In the Supreme Court appeal on behalf of the four objecting students, the ADF said the students who object to the district’s policy reasonably felt “embarrassed by the presence of opposite-sex students in the locker room and restrooms,” so much so that one plaintiff student left the school.

The ADF’s appeal attracted the support of several friend-of-the-court briefs, including one filed by former U.S. Secretary of Education William J. Bennett.

“The text and legislative history of Title IX make clear that Congress understood and intended ‘sex’ to refer to an immutable physiological characteristic, not an individual’s self-reported ‘sense of self as being a particular gender,’” said the brief of the former secretary, who served under President Ronald Reagan.

Both the Boyertown school district and a group of transgender students who intervened in the case, represented by the American Civil Liberties Union, urged the justices not to take up the case.

The school district detailed how it had replaced group showers with individual showers in its locker rooms to add privacy.

“No preliminary injunction is needed to protect the privacy concerns of the [objecting] students as no student is required to undress in the presence of any other student, and single-user restrooms may be used by any students who prefer to use them,” the district’s brief said.

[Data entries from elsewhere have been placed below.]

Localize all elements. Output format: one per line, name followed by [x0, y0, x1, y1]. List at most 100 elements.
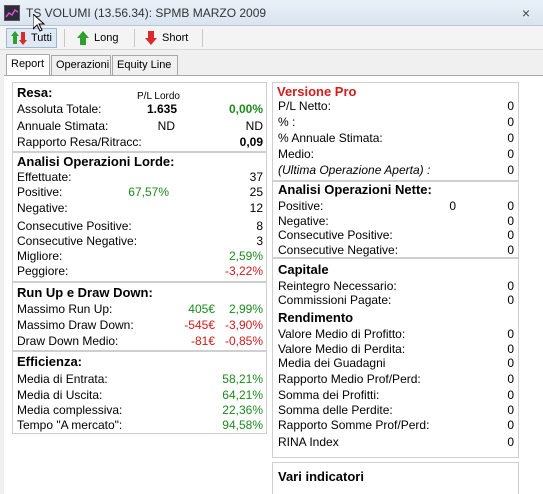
toolbar-separator — [202, 29, 203, 47]
efficienza-title: Efficienza: — [17, 354, 83, 369]
annuale-value: ND — [157, 119, 175, 133]
toolbar: Tutti Long Short — [0, 26, 543, 50]
cons-neg-label: Consecutive Negative: — [17, 234, 138, 248]
window-title: TS VOLUMI (13.56.34): SPMB MARZO 2009 — [26, 6, 267, 20]
mercato-value: 94,58% — [222, 418, 263, 432]
cons-pos-label: Consecutive Positive: — [17, 219, 132, 233]
rina-row: RINA Index 0 — [278, 435, 514, 450]
tab-equity-line[interactable]: Equity Line — [112, 55, 178, 75]
rapporto-somme-row: Rapporto Somme Prof/Perd: 0 — [278, 418, 514, 433]
pct-label: % : — [278, 115, 296, 129]
rapporto-medio-value: 0 — [507, 372, 514, 386]
down-arrow-icon — [145, 31, 157, 45]
rapporto-somme-value: 0 — [507, 418, 514, 432]
effettuate-value: 37 — [249, 170, 263, 184]
lorde-title: Analisi Operazioni Lorde: — [17, 154, 175, 169]
nette-cons-neg-row: Consecutive Negative: 0 — [278, 243, 514, 258]
ultima-value: 0 — [507, 163, 514, 177]
peggiore-row: Peggiore: -3,22% — [17, 264, 263, 279]
commissioni-value: 0 — [507, 293, 514, 307]
resa-box: Resa: P/L Lordo Assoluta Totale: 1.635 0… — [12, 82, 267, 152]
assoluta-value: 1.635 — [146, 102, 177, 116]
entrata-label: Media di Entrata: — [17, 372, 108, 386]
nette-cons-pos-label: Consecutive Positive: — [278, 228, 393, 242]
capitale-title: Capitale — [278, 262, 329, 277]
max-dd-row: Massimo Draw Down: -545€ -3,90% — [17, 318, 263, 333]
rendimento-title: Rendimento — [278, 310, 354, 325]
max-runup-eur: 405€ — [188, 302, 215, 316]
cons-pos-row: Consecutive Positive: 8 — [17, 219, 263, 234]
mercato-label: Tempo "A mercato": — [17, 418, 123, 432]
vari-box: Vari indicatori — [272, 462, 519, 494]
rapporto-label: Rapporto Resa/Ritracc: — [17, 135, 142, 149]
media-guadagni-label: Media dei Guadagni — [278, 356, 386, 370]
annuale-label: Annuale Stimata: — [17, 119, 109, 133]
nette-cons-pos-row: Consecutive Positive: 0 — [278, 228, 514, 243]
media-guadagni-value: 0 — [507, 356, 514, 370]
nette-title: Analisi Operazioni Nette: — [278, 182, 432, 197]
positive-row: Positive: 67,57% 25 — [17, 185, 263, 200]
annuale-row: Annuale Stimata: ND ND — [17, 119, 263, 134]
all-button[interactable]: Tutti — [6, 28, 57, 48]
entrata-value: 58,21% — [222, 372, 263, 386]
pct-annuale-row: % Annuale Stimata: 0 — [278, 131, 514, 146]
dd-medio-eur: -81€ — [190, 334, 215, 348]
nette-negative-label: Negative: — [278, 214, 329, 228]
tab-report[interactable]: Report — [6, 54, 50, 75]
nette-negative-row: Negative: 0 — [278, 214, 514, 229]
toolbar-separator — [134, 29, 135, 47]
somma-profitti-label: Somma dei Profitti: — [278, 388, 380, 402]
vari-title: Vari indicatori — [278, 469, 364, 484]
negative-row: Negative: 12 — [17, 201, 263, 216]
nette-cons-neg-value: 0 — [507, 243, 514, 257]
assoluta-pct: 0,00% — [228, 102, 263, 116]
complessiva-label: Media complessiva: — [17, 403, 123, 417]
nette-cons-pos-value: 0 — [507, 228, 514, 242]
all-label: Tutti — [31, 32, 52, 44]
vm-perdita-label: Valore Medio di Perdita: — [278, 342, 406, 356]
medio-value: 0 — [507, 147, 514, 161]
vm-perdita-row: Valore Medio di Perdita: 0 — [278, 342, 514, 357]
peggiore-label: Peggiore: — [17, 264, 69, 278]
max-dd-pct: -3,90% — [224, 318, 263, 332]
rapporto-row: Rapporto Resa/Ritracc: 0,09 — [17, 135, 263, 150]
dd-medio-pct: -0,85% — [224, 334, 263, 348]
vm-profitto-row: Valore Medio di Profitto: 0 — [278, 327, 514, 342]
reintegro-row: Reintegro Necessario: 0 — [278, 279, 514, 294]
somma-profitti-row: Somma dei Profitti: 0 — [278, 388, 514, 403]
pct-annuale-value: 0 — [507, 131, 514, 145]
max-runup-pct: 2,99% — [228, 302, 263, 316]
short-label: Short — [162, 32, 189, 44]
dd-medio-label: Draw Down Medio: — [17, 334, 119, 348]
short-button[interactable]: Short — [140, 28, 192, 48]
nette-cons-neg-label: Consecutive Negative: — [278, 243, 399, 257]
reintegro-value: 0 — [507, 279, 514, 293]
rapporto-value: 0,09 — [239, 135, 263, 149]
rapporto-somme-label: Rapporto Somme Prof/Perd: — [278, 418, 430, 432]
migliore-label: Migliore: — [17, 249, 63, 263]
chart-app-icon — [4, 5, 20, 21]
vm-profitto-value: 0 — [507, 327, 514, 341]
negative-label: Negative: — [17, 201, 68, 215]
somma-perdite-row: Somma delle Perdite: 0 — [278, 403, 514, 418]
uscita-row: Media di Uscita: 64,21% — [17, 388, 263, 403]
tab-operazioni[interactable]: Operazioni — [51, 55, 111, 75]
rapporto-medio-label: Rapporto Medio Prof/Perd: — [278, 372, 421, 386]
pro-box: Versione Pro P/L Netto: 0 % : 0 % Annual… — [272, 82, 519, 181]
complessiva-row: Media complessiva: 22,36% — [17, 403, 263, 418]
long-label: Long — [94, 32, 119, 44]
positive-value: 25 — [249, 185, 263, 199]
toolbar-separator — [64, 29, 65, 47]
long-button[interactable]: Long — [72, 28, 122, 48]
cons-pos-value: 8 — [256, 219, 263, 233]
close-button[interactable]: × — [517, 4, 535, 22]
somma-profitti-value: 0 — [507, 388, 514, 402]
pct-value: 0 — [507, 115, 514, 129]
positive-pct: 67,57% — [128, 185, 169, 199]
migliore-value: 2,59% — [228, 249, 263, 263]
pl-netto-row: P/L Netto: 0 — [278, 99, 514, 114]
nette-positive-a: 0 — [449, 199, 456, 213]
nette-positive-label: Positive: — [278, 199, 324, 213]
max-dd-label: Massimo Draw Down: — [17, 318, 134, 332]
efficienza-box: Efficienza: Media di Entrata: 58,21% Med… — [12, 351, 267, 434]
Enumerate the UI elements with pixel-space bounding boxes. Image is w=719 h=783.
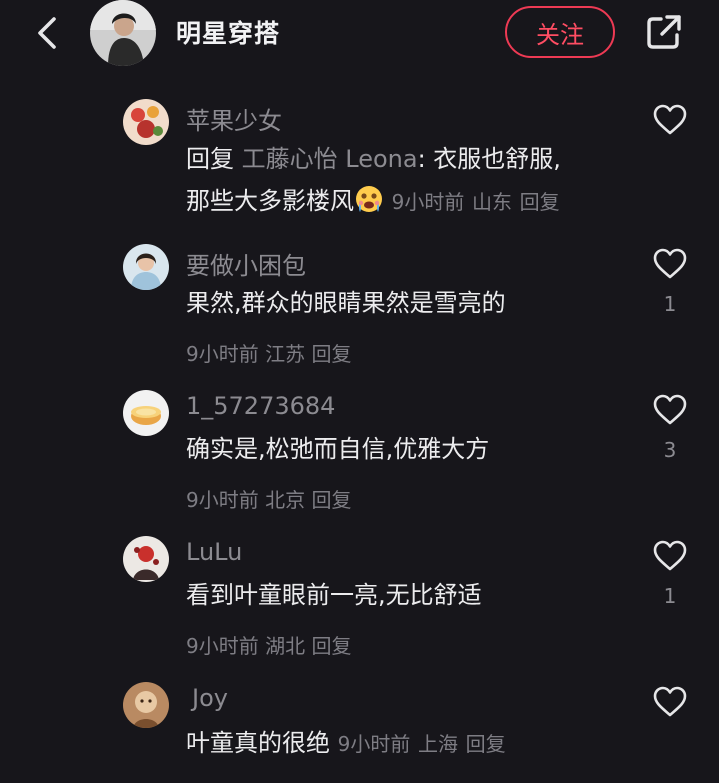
reply-button[interactable]: 回复 — [311, 342, 351, 366]
user-avatar[interactable] — [123, 682, 169, 728]
comment-text-line2-row: 那些大多影楼风 9小时前 山东 回复 — [186, 182, 560, 221]
comment-time: 9小时前 — [186, 488, 259, 512]
comment-item: 要做小困包 果然,群众的眼睛果然是雪亮的 9小时前 江苏 回复 1 — [0, 244, 719, 372]
like-count: 3 — [663, 438, 677, 462]
comment-location: 江苏 — [265, 342, 306, 366]
user-avatar[interactable] — [123, 99, 169, 145]
comment-item: 1_57273684 确实是,松弛而自信,优雅大方 9小时前 北京 回复 3 — [0, 390, 719, 518]
comment-time: 9小时前 — [337, 732, 411, 756]
comment-meta: 9小时前 湖北 回复 — [186, 630, 351, 659]
mention-link[interactable]: 工藤心怡 Leona — [242, 145, 418, 173]
comment-text-row: 叶童真的很绝 9小时前 上海 回复 — [186, 724, 506, 763]
user-avatar[interactable] — [123, 244, 169, 290]
comment-item: LuLu 看到叶童眼前一亮,无比舒适 9小时前 湖北 回复 1 — [0, 536, 719, 664]
reply-button[interactable]: 回复 — [520, 190, 560, 214]
username[interactable]: 苹果少女 — [186, 101, 282, 136]
reply-button[interactable]: 回复 — [311, 634, 351, 658]
crying-face-emoji-icon — [356, 186, 382, 212]
comment-text: 看到叶童眼前一亮,无比舒适 — [186, 581, 482, 609]
comment-time: 9小时前 — [391, 190, 465, 214]
top-bar: 明星穿搭 关注 — [0, 0, 719, 66]
channel-avatar[interactable] — [90, 0, 156, 66]
like-count: 1 — [663, 292, 677, 316]
reply-prefix: 回复 — [186, 145, 234, 173]
user-avatar[interactable] — [123, 390, 169, 436]
heart-icon[interactable] — [652, 248, 688, 280]
reply-button[interactable]: 回复 — [311, 488, 351, 512]
heart-icon[interactable] — [652, 540, 688, 572]
comment-text: 果然,群众的眼睛果然是雪亮的 — [186, 289, 506, 317]
heart-icon[interactable] — [652, 394, 688, 426]
heart-icon[interactable] — [652, 104, 688, 136]
comment-text-line2: 那些大多影楼风 — [186, 187, 354, 215]
follow-button[interactable]: 关注 — [505, 6, 615, 58]
comment-item: 苹果少女 回复 工藤心怡 Leona: 衣服也舒服, 那些大多影楼风 9小时前 … — [0, 96, 719, 226]
comment-time: 9小时前 — [186, 342, 259, 366]
like-count: 1 — [663, 584, 677, 608]
comment-text: 回复 工藤心怡 Leona: 衣服也舒服, — [186, 140, 561, 178]
comment-text: 确实是,松弛而自信,优雅大方 — [186, 435, 490, 463]
username[interactable]: Joy — [192, 684, 228, 712]
comment-location: 山东 — [472, 190, 513, 214]
heart-icon[interactable] — [652, 686, 688, 718]
comment-text: 叶童真的很绝 — [186, 729, 330, 757]
share-icon[interactable] — [645, 13, 683, 51]
username[interactable]: LuLu — [186, 538, 242, 566]
username[interactable]: 1_57273684 — [186, 392, 335, 420]
comment-meta: 9小时前 江苏 回复 — [186, 338, 351, 367]
reply-button[interactable]: 回复 — [466, 732, 506, 756]
comment-time: 9小时前 — [186, 634, 259, 658]
comment-location: 北京 — [265, 488, 306, 512]
channel-title: 明星穿搭 — [176, 19, 281, 48]
comment-location: 上海 — [418, 732, 459, 756]
comment-meta: 9小时前 北京 回复 — [186, 484, 351, 513]
username[interactable]: 要做小困包 — [186, 246, 306, 281]
user-avatar[interactable] — [123, 536, 169, 582]
back-arrow-icon[interactable] — [30, 14, 64, 52]
comment-location: 湖北 — [265, 634, 306, 658]
comment-item: Joy 叶童真的很绝 9小时前 上海 回复 — [0, 682, 719, 783]
comment-text-line1: : 衣服也舒服, — [417, 145, 561, 173]
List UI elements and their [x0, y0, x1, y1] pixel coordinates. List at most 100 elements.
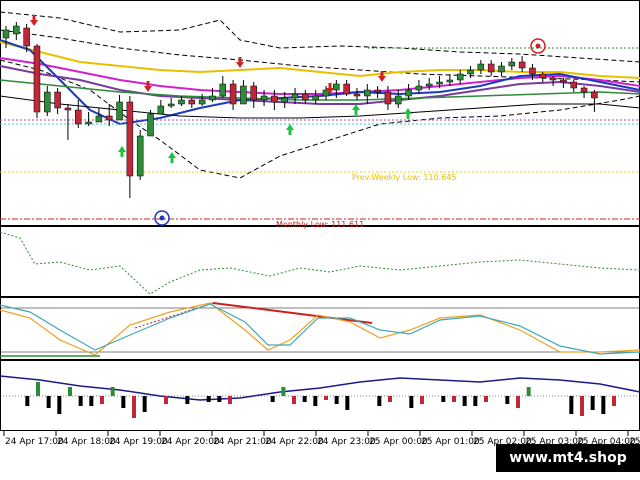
- ma-yellow: [0, 41, 640, 79]
- candle-body: [405, 89, 412, 97]
- candle-body: [209, 95, 216, 101]
- candle-body: [95, 115, 103, 123]
- histogram-bar: [25, 396, 30, 406]
- target-dot-icon: [159, 215, 165, 221]
- candle-body: [178, 99, 185, 105]
- x-tick-label: 24 Apr 17:00: [5, 437, 64, 447]
- candle-body: [384, 91, 392, 105]
- candle-body: [364, 89, 371, 97]
- candle-body: [580, 87, 588, 93]
- candle-body: [302, 93, 309, 101]
- indicator-panel-frame: [0, 226, 640, 297]
- trading-chart: Prev.Weekly Low: 110.645 Monthly Low: 11…: [0, 0, 640, 447]
- candle-body: [508, 61, 516, 67]
- candle-body: [54, 91, 61, 109]
- candle-body: [498, 65, 505, 73]
- candle-body: [529, 67, 536, 75]
- candle-body: [333, 83, 340, 91]
- histogram-bar: [377, 396, 382, 406]
- candle-body: [570, 81, 577, 89]
- target-dot-icon: [535, 43, 541, 49]
- histogram-bar: [292, 396, 296, 404]
- candle-body: [2, 29, 10, 39]
- histogram-bar: [452, 396, 456, 402]
- candle-body: [75, 109, 82, 125]
- candle-body: [477, 63, 485, 71]
- candle-body: [446, 79, 454, 83]
- x-tick-label: 24 Apr 18:00: [57, 437, 116, 447]
- histogram-bar: [206, 396, 211, 402]
- x-tick-label: 24 Apr 23:00: [317, 437, 376, 447]
- histogram-bar: [89, 396, 94, 406]
- candle-body: [250, 85, 257, 101]
- candle-body: [415, 85, 423, 91]
- buy-arrow-icon: [352, 104, 360, 115]
- candle-body: [395, 95, 402, 105]
- sell-arrow-icon: [236, 57, 244, 68]
- histogram-bar: [462, 396, 467, 406]
- candle-body: [198, 99, 206, 105]
- stochastic-panel-frame: [0, 297, 640, 360]
- x-tick-label: 24 Apr 21:00: [213, 437, 272, 447]
- candle-body: [147, 113, 154, 137]
- candle-body: [436, 81, 443, 85]
- candle-body: [456, 73, 464, 81]
- candle-body: [312, 95, 319, 101]
- candle-body: [85, 121, 92, 125]
- histogram-bar: [110, 387, 115, 396]
- histogram-bar: [580, 396, 584, 416]
- x-tick-label: 24 Apr 22:00: [265, 437, 324, 447]
- histogram-bar: [313, 396, 318, 406]
- prev-weekly-low-label: Prev.Weekly Low: 110.645: [352, 173, 456, 182]
- candle-body: [44, 91, 51, 113]
- candle-body: [560, 79, 567, 83]
- buy-arrow-icon: [404, 108, 412, 119]
- candle-body: [23, 27, 30, 47]
- candle-body: [229, 83, 237, 105]
- candle-body: [219, 83, 227, 97]
- histogram-bar: [217, 396, 222, 402]
- histogram-bar: [324, 396, 328, 400]
- histogram-bar: [420, 396, 424, 404]
- histogram-bar: [228, 396, 232, 404]
- candle-body: [549, 77, 557, 81]
- stoch-d-line: [0, 303, 640, 355]
- histogram-bar: [132, 396, 136, 418]
- sell-arrow-icon: [30, 15, 38, 26]
- candle-body: [271, 95, 278, 103]
- stochastic-layer: [0, 302, 640, 356]
- candle-body: [167, 103, 175, 107]
- histogram-bar: [484, 396, 488, 402]
- candle-body: [425, 83, 433, 87]
- candle-body: [105, 115, 113, 121]
- histogram-bar: [57, 396, 62, 414]
- candle-body: [157, 105, 165, 115]
- buy-arrow-icon: [118, 146, 126, 157]
- histogram-bar: [121, 396, 126, 408]
- histogram-bar: [441, 396, 446, 402]
- candle-body: [539, 73, 547, 79]
- histogram-bar: [78, 396, 83, 406]
- x-tick-label: 24 Apr 20:00: [161, 437, 220, 447]
- candle-body: [353, 93, 361, 97]
- histogram-bar: [388, 396, 392, 402]
- histogram-bar: [281, 387, 286, 396]
- candle-body: [13, 25, 20, 35]
- histogram-panel-frame: [0, 360, 640, 431]
- histogram-bar: [68, 387, 72, 396]
- histogram-bar: [601, 396, 606, 414]
- histogram-bar: [46, 396, 51, 408]
- stoch-red-divergence: [212, 302, 373, 324]
- candle-body: [467, 69, 474, 75]
- candle-body: [591, 91, 598, 99]
- candle-body: [260, 95, 268, 101]
- histogram-bar: [302, 396, 307, 402]
- histogram-bar: [526, 387, 531, 396]
- monthly-low-label: Monthly Low: 111.611: [276, 220, 364, 229]
- histogram-bar: [345, 396, 350, 410]
- histogram-bar: [505, 396, 510, 404]
- histogram-bar: [164, 396, 168, 404]
- x-tick-label: 24 Apr 19:00: [109, 437, 168, 447]
- histogram-bar: [569, 396, 574, 414]
- histogram-bar: [590, 396, 595, 410]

The ACLU’s brief said, “A school may reasonably conclude, as a matter of managing school resources and multiple interests, that it would best support the privacy and comfort of all students for boys who are transgender to use the boys’ facilities and for girls who are transgender to use the girls’ facilities while making individual private facilities available to all on an equal basis.”

In a written statement after the high court denied review of the case, John Bursch, the ADF’s senior counsel and vice president of appellate advocacy, said, “Students struggling with their beliefs about gender need compassionate support, but sound reasons based on common sense have always existed for schools to separate male and female teenagers in showers, restrooms, and locker rooms.

“Because the 3rd Circuit’s decision made a mess of bodily privacy and Title IX principles, we believe the Supreme Court should have reviewed it,” Bursch added. “But we hope the court will take up a similar case in the future to bring much needed clarity to how the lower courts should handle violations of well-established student privacy rights.”

A version of this news article first appeared in The School Law Blog.